When Jim Mulvaney, Chairman Emeritus of Chela Financial brought his case to the Clark team, he faced a number of challenges. His executive team did not have the right retirement program. And he faced a serious tax liability with a lump sum distribution.
Clark analyzed 20 different tax planning strategies and focused on four that would yield the greatest reward. First, we put a deferred compensation plan and SERP into place for Chela Financial's executive team, and then we designed a fully integrated executive retirement plan for Mulvaney.
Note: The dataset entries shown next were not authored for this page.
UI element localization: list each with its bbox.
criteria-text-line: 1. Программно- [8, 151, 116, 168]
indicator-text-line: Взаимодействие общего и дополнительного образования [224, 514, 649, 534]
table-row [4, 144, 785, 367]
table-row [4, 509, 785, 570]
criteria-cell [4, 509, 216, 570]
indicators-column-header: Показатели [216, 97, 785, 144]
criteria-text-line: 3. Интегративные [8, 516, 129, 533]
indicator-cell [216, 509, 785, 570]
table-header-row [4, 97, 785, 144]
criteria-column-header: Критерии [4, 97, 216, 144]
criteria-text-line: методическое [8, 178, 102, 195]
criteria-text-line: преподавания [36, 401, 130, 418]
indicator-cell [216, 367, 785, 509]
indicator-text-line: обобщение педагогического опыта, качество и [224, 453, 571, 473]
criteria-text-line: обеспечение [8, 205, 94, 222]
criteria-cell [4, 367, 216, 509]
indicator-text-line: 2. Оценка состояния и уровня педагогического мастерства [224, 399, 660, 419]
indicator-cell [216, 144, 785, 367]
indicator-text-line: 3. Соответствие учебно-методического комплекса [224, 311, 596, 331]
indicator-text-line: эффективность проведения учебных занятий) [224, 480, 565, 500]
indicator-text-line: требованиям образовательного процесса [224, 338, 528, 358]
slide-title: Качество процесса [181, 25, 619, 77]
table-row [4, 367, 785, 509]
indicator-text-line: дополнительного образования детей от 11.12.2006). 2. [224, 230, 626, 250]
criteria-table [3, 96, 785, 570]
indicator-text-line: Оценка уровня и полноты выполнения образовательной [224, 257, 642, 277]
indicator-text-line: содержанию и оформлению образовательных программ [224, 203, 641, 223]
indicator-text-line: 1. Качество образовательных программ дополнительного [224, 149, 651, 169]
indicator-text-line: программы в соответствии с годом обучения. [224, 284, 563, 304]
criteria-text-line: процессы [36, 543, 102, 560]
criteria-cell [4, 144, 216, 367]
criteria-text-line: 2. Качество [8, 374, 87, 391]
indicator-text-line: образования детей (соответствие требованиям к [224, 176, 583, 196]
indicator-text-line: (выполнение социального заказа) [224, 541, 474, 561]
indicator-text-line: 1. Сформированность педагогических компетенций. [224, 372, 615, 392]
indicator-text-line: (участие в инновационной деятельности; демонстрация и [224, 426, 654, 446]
Strategies used to mitigate the 50 percent tax bracket he faced:
- Reposition a large contribution from earlier Qualified Plan as tax deduction
- Place 30 percent of Adjusted Gross Income into a Charitable Lead Trust
- Made 97 percent of Mulvaney's contribution fully tax deductible, saving 48 percent
- Further limited tax exposure by investing in an Oil and Gas Limited Partnership
- Completed two 1031 Exchanges on two properties to save 80 percent of tax liability
- Consolidate and protect all other assets.
Without proper planning, Mulvaney would have incurred tax on 100 percent of his very significant lump sum SERP distribution. Instead, only 50 percent of the distribution was subject to current ordinary income tax, a huge financial savings.
One intelligent retirement plan can and does yield significant rewards.